As a bishopric, Orange was under the control of St. Trophime's successors at Arles.
Notre Dame d'Orange is a work of little architectural pretence, though its antiquity is great as to certain portions of its walls. The oldest portion dates from 1085, though there is little to distinguish it from the more modern additions and reparations, and is in no way suggestive of the splendour with which the ancient Roman theatre and arch were endowed.
The chief attribute to be remarked is the extreme width of nave, which dates from 1085 to 1126. The cathedral itself, however, is not an architectural example of any appealing interest whatever, and pales utterly before the magnificent and splendid preservations of secular Roman times.

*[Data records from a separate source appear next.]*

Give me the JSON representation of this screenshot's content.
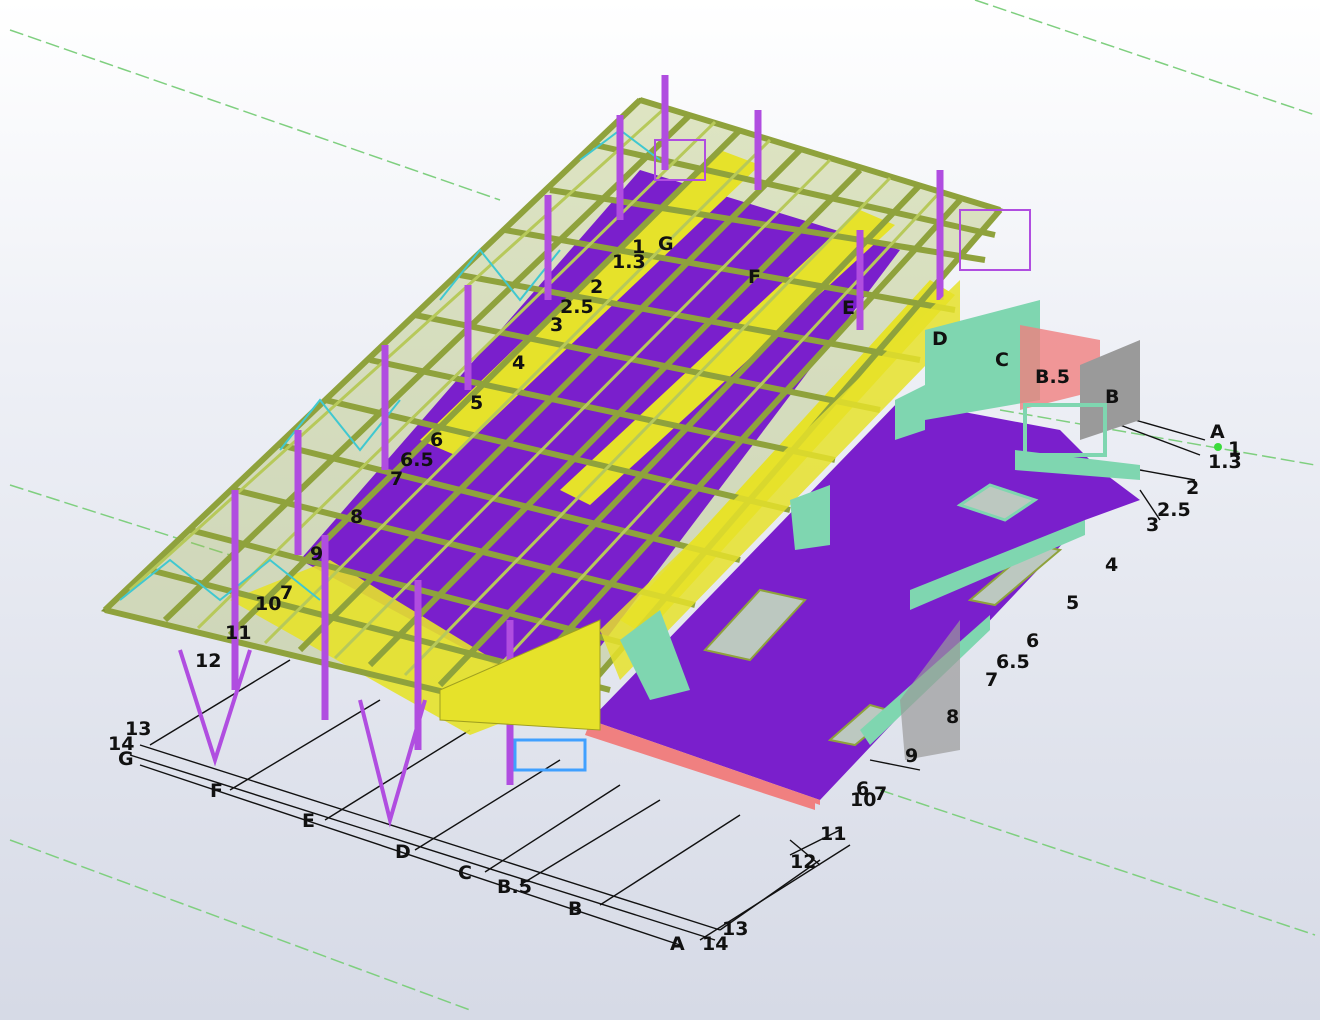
{
  "viewport": {
    "background_top": "#ffffff",
    "background_bottom": "#d6dae6",
    "colors": {
      "floor": "#7a1fcc",
      "column": "#b04de0",
      "beam": "#8fa23c",
      "beam_light": "#b7c95a",
      "girder": "#e6e22a",
      "wall": "#7fd6b0",
      "rail": "#f08080",
      "bracing": "#40c8d0",
      "guide_line": "#7fcf7f"
    }
  },
  "grid": {
    "bottom_letters": [
      "G",
      "F",
      "E",
      "D",
      "C",
      "B.5",
      "B",
      "A"
    ],
    "bottom_left_numbers": [
      "13",
      "14"
    ],
    "bottom_right_numbers": [
      "11",
      "12",
      "13",
      "14"
    ],
    "bottom_right_near_10": [
      "6",
      "7",
      "10"
    ],
    "right_letters": [
      "A",
      "B",
      "B.5",
      "C",
      "D",
      "E",
      "F",
      "G"
    ],
    "right_numbers": [
      "1",
      "1.3",
      "2",
      "2.5",
      "3",
      "4",
      "5",
      "6",
      "6.5",
      "7",
      "8",
      "9"
    ],
    "left_numbers": [
      "9",
      "7",
      "10",
      "11",
      "12"
    ],
    "top_numbers": [
      "1",
      "1.3",
      "2",
      "2.5",
      "3",
      "4",
      "5",
      "6",
      "6.5",
      "7",
      "8"
    ]
  }
}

Since, however, Orange is a city reminiscent of so early a period of Christianity as the fourth century, it is to be presumed that other Christian edifices of note may have at one time existed: if so, no very vivid history of them appears to have been left behind, and certainly no such tangible expressions of the art of church-building as are seen in the neighbouring cities of the Rhône valley.
IX
ST. VÉRAN DE CAVAILLON
"It is the plain of Cavaillon which is the market-garden of Avignon; from whence come the panniers of vegetables and fruits, the buissons d'artichauts, and the melons of 'high reputation.'"
Such is the rather free paraphrase of a most charmingly expressed observation on this Provençal land of plenty, written by an eighteenth-century Frenchman.
If it was true in those days, it is no less true to-day, and, though this book is more concerned with churches than with potagerie, the observation is made that this fact may have had not a little to do with the early foundation of the church, here in a plenteous region, where it was more likely to prosper than in an impoverished land.
The bishopric was founded in the fifth century by St. Genialis, and it endured constantly until the suppression in 1790.